Gay-rights advocates want to know why Hernandez’s sexual orientation is relevant.
Newsweek, though, addressed that question when it reported Hernandez left three notes in his prison cell before hanging himself. According to Newsweek’s law enforcement sources, one of those notes was written to his fiance, one to his four-year-old daughter and one to his gay prison lover, who was himself put on suicide watch.
“Hernandez’s sexuality would, of course, not be relevant save for the fact that an intimate relationship he allegedly had with a male former high school classmate was at the center of the investigation into Lloyd’s murder,” Newsweek wrote.
The Daily Mail reported Hernandez’s behind-bars boyfriend was 22-year-old Kyle Kennedy, who is in jail for robbing someone with a knife. Kennedy was gifted a $50,000 watch by Hernandez and was the last person to see Hernandez alive, according to the report.

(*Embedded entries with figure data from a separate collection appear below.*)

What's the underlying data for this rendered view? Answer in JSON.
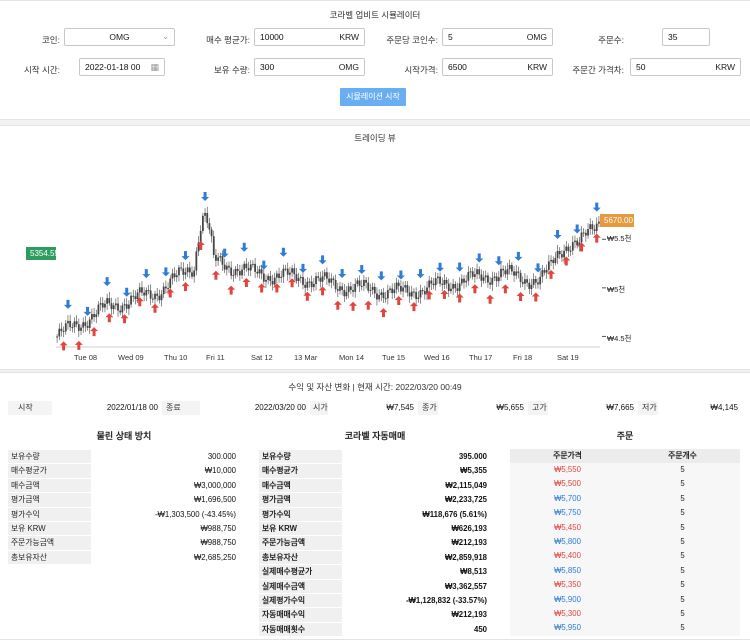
{
  "header": {
    "title": "코라벨 업비트 시뮬레이터"
  },
  "form": {
    "coin_label": "코인:",
    "coin_value": "OMG",
    "avg_label": "매수 평균가:",
    "avg_value": "10000",
    "avg_unit": "KRW",
    "per_order_label": "주문당 코인수:",
    "per_order_value": "5",
    "per_order_unit": "OMG",
    "orders_label": "주문수:",
    "orders_value": "35",
    "start_label": "시작 시간:",
    "start_value": "2022-01-18 00",
    "hold_label": "보유 수량:",
    "hold_value": "300",
    "hold_unit": "OMG",
    "start_price_label": "시작가격:",
    "start_price_value": "6500",
    "start_price_unit": "KRW",
    "gap_label": "주문간 가격차:",
    "gap_value": "50",
    "gap_unit": "KRW",
    "run_button": "시뮬레이션 시작"
  },
  "chart": {
    "title": "트레이딩 뷰",
    "left_tag": "5354.55",
    "right_tag": "5670.00",
    "y_labels": [
      "₩5.5천",
      "₩5천",
      "₩4.5천"
    ],
    "x_labels": [
      "Tue 08",
      "Wed 09",
      "Thu 10",
      "Fri 11",
      "Sat 12",
      "13 Mar",
      "Mon 14",
      "Tue 15",
      "Wed 16",
      "Thu 17",
      "Fri 18",
      "Sat 19"
    ],
    "colors": {
      "buy": "#e0453e",
      "sell": "#2e7cd6",
      "candle": "#444444"
    }
  },
  "chart_data": {
    "type": "candlestick",
    "x": [
      "Tue 08",
      "Wed 09",
      "Thu 10",
      "Fri 11",
      "Sat 12",
      "13 Mar",
      "Mon 14",
      "Tue 15",
      "Wed 16",
      "Thu 17",
      "Fri 18",
      "Sat 19"
    ],
    "y_tick_labels": [
      "₩5.5천",
      "₩5천",
      "₩4.5천"
    ],
    "ylim": [
      4350,
      6100
    ],
    "close_approx": [
      4500,
      4800,
      4950,
      5300,
      5150,
      5100,
      5000,
      4950,
      5050,
      5150,
      5050,
      5700
    ],
    "price_tags": {
      "left": 5354.55,
      "right": 5670.0
    }
  },
  "summary": {
    "title": "수익 및 자산 변화 | 현재 시간: 2022/03/20 00:49",
    "start_label": "시작",
    "start_value": "2022/01/18 00",
    "end_label": "종료",
    "end_value": "2022/03/20 00",
    "open_label": "시가",
    "open_value": "₩7,545",
    "close_label": "종가",
    "close_value": "₩5,655",
    "high_label": "고가",
    "high_value": "₩7,665",
    "low_label": "저가",
    "low_value": "₩4,145"
  },
  "left_table": {
    "title": "물린 상태 방치",
    "rows": [
      {
        "k": "보유수량",
        "v": "300.000",
        "c": ""
      },
      {
        "k": "매수평균가",
        "v": "₩10,000",
        "c": ""
      },
      {
        "k": "매수금액",
        "v": "₩3,000,000",
        "c": ""
      },
      {
        "k": "평가금액",
        "v": "₩1,696,500",
        "c": "down"
      },
      {
        "k": "평가수익",
        "v": "-₩1,303,500 (-43.45%)",
        "c": "down"
      },
      {
        "k": "보유 KRW",
        "v": "₩988,750",
        "c": ""
      },
      {
        "k": "주문가능금액",
        "v": "₩988,750",
        "c": ""
      },
      {
        "k": "총보유자산",
        "v": "₩2,685,250",
        "c": ""
      }
    ]
  },
  "mid_table": {
    "title": "코라벨 자동매매",
    "rows": [
      {
        "k": "보유수량",
        "v": "395.000",
        "c": ""
      },
      {
        "k": "매수평균가",
        "v": "₩5,355",
        "c": "up"
      },
      {
        "k": "매수금액",
        "v": "₩2,115,049",
        "c": ""
      },
      {
        "k": "평가금액",
        "v": "₩2,233,725",
        "c": ""
      },
      {
        "k": "평가수익",
        "v": "₩118,676 (5.61%)",
        "c": "up"
      },
      {
        "k": "보유 KRW",
        "v": "₩626,193",
        "c": ""
      },
      {
        "k": "주문가능금액",
        "v": "₩212,193",
        "c": ""
      },
      {
        "k": "총보유자산",
        "v": "₩2,859,918",
        "c": ""
      },
      {
        "k": "실제매수평균가",
        "v": "₩8,513",
        "c": "down"
      },
      {
        "k": "실제매수금액",
        "v": "₩3,362,557",
        "c": ""
      },
      {
        "k": "실제평가수익",
        "v": "-₩1,128,832 (-33.57%)",
        "c": "down"
      },
      {
        "k": "자동매매수익",
        "v": "₩212,193",
        "c": ""
      },
      {
        "k": "자동매매횟수",
        "v": "450",
        "c": ""
      }
    ]
  },
  "orders": {
    "title": "주문",
    "col_price": "주문가격",
    "col_count": "주문개수",
    "rows": [
      {
        "price": "₩5,550",
        "count": "5",
        "c": "up"
      },
      {
        "price": "₩5,500",
        "count": "5",
        "c": "up"
      },
      {
        "price": "₩5,700",
        "count": "5",
        "c": "down"
      },
      {
        "price": "₩5,750",
        "count": "5",
        "c": "down"
      },
      {
        "price": "₩5,450",
        "count": "5",
        "c": "up"
      },
      {
        "price": "₩5,800",
        "count": "5",
        "c": "down"
      },
      {
        "price": "₩5,400",
        "count": "5",
        "c": "up"
      },
      {
        "price": "₩5,850",
        "count": "5",
        "c": "down"
      },
      {
        "price": "₩5,350",
        "count": "5",
        "c": "up"
      },
      {
        "price": "₩5,900",
        "count": "5",
        "c": "down"
      },
      {
        "price": "₩5,300",
        "count": "5",
        "c": "up"
      },
      {
        "price": "₩5,950",
        "count": "5",
        "c": "down"
      }
    ]
  }
}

Cyd Zeigler, co-founder of LGBT sports website Outsports.com, told the Boston Globe, “I understand there’s prurient interest in this information, but there’s no public interest in this information. What relevance is there to the public interest of who someone has sex with, particularly in prison? If that’s of public interest, why don’t we start outing everybody?”
Arline Isaacson, co-chair of the Massachusetts Gay and Lesbian Political Caucus, agreed with Zeigler that Hernandez’s sexual preference isn’t relevant, adding that people continuing to speculate about it makes being gay “seem dirty.”

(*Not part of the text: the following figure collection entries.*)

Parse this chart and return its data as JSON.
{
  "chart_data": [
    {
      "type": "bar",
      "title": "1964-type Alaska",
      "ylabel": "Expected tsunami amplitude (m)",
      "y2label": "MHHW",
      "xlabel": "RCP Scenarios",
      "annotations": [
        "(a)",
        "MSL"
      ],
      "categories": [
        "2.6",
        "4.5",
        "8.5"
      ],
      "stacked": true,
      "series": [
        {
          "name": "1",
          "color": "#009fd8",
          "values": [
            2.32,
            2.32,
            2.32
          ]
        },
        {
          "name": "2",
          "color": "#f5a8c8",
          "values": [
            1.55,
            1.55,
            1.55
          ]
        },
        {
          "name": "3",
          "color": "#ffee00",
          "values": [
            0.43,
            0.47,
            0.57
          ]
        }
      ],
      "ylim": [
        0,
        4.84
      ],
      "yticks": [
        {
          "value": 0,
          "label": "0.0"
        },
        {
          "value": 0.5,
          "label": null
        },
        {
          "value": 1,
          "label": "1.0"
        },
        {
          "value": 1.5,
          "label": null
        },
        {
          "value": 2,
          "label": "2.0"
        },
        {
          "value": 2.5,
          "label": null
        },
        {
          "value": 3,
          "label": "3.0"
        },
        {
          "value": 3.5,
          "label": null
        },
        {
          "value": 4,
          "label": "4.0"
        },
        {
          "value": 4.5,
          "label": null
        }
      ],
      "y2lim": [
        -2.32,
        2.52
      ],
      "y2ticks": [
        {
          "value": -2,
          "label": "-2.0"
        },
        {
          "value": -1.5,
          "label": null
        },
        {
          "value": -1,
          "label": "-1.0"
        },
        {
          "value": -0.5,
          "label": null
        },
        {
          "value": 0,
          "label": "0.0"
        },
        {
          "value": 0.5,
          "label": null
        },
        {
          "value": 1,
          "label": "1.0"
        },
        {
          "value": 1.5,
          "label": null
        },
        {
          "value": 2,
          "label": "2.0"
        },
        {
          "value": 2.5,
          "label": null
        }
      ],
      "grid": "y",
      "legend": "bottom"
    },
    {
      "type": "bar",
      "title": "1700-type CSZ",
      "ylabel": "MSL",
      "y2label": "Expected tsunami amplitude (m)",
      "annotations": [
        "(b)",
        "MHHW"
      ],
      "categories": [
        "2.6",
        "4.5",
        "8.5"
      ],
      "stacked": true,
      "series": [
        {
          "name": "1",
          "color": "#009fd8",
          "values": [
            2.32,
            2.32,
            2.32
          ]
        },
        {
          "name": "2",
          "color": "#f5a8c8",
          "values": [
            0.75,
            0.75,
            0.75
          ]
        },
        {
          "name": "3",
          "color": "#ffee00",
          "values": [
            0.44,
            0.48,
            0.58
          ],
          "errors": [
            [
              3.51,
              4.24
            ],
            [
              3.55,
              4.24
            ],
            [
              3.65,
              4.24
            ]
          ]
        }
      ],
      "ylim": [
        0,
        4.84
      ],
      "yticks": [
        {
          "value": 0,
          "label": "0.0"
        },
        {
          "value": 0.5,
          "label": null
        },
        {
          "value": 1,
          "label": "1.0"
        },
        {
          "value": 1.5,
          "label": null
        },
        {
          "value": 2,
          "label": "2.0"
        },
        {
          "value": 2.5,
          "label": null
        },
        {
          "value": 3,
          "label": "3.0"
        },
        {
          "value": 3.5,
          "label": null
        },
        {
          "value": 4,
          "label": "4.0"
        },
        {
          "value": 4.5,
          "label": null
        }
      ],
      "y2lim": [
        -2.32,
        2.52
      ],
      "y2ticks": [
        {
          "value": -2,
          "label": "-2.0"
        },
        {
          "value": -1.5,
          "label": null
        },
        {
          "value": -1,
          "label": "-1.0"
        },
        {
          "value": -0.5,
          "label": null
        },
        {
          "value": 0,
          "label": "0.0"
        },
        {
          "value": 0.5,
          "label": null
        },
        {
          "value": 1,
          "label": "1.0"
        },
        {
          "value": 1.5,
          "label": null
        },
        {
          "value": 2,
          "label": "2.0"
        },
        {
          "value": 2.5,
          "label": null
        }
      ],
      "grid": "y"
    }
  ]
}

To Isaacson’s point, the response to the Newsweek report from prominent NFL blog Pro Football Talk was posted with the headline, “The Aaron Hernandez smear campaign apparently has begun.”

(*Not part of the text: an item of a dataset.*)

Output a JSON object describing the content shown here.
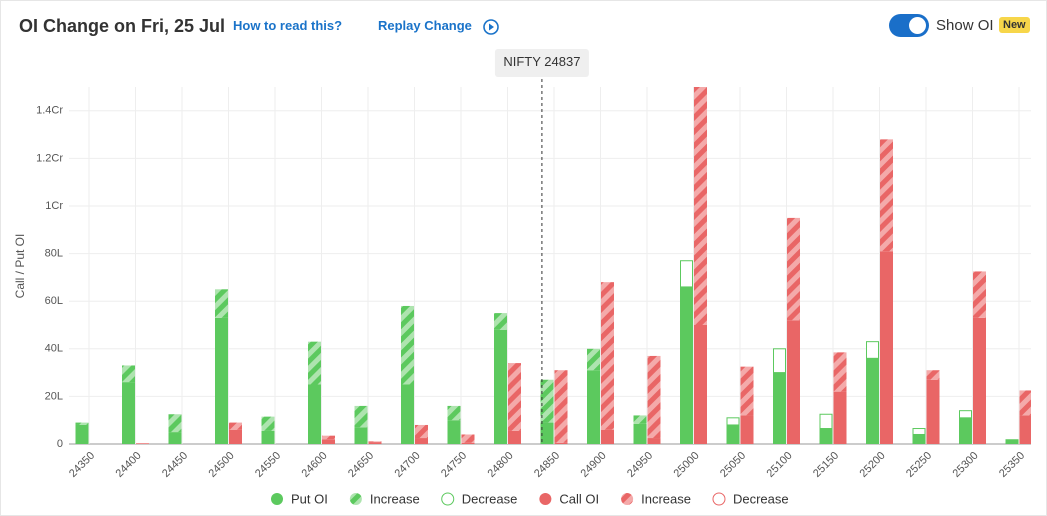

So, Hernandez, a convicted murder, is being “smeared” by being called gay?
PFT explains, “The ‘law enforcement sources’ who are leaking this information on an anonymous basis apparently believe they are smearing Hernandez, possibly as a warning to those who plan to challenge whether prison officials failed to take steps aimed at preventing Hernandez from committing suicide.”
While LGBT activists insist Hernandez’s alleged bi-sexuality is not relevant, his family seems to think it is.
On Monday, the same day of Hernandez’s funeral, his family was granted permission by Judge Thomas F. McGuire Jr. to see the three letters he left behind.
“This family doesn’t know if he had a gay lover in the prison. Or didn’t have a gay lover in the prison,” his lawyer George Leontire said. “Allegedly, one of the notes is to a gay lover. They have a right to know that.”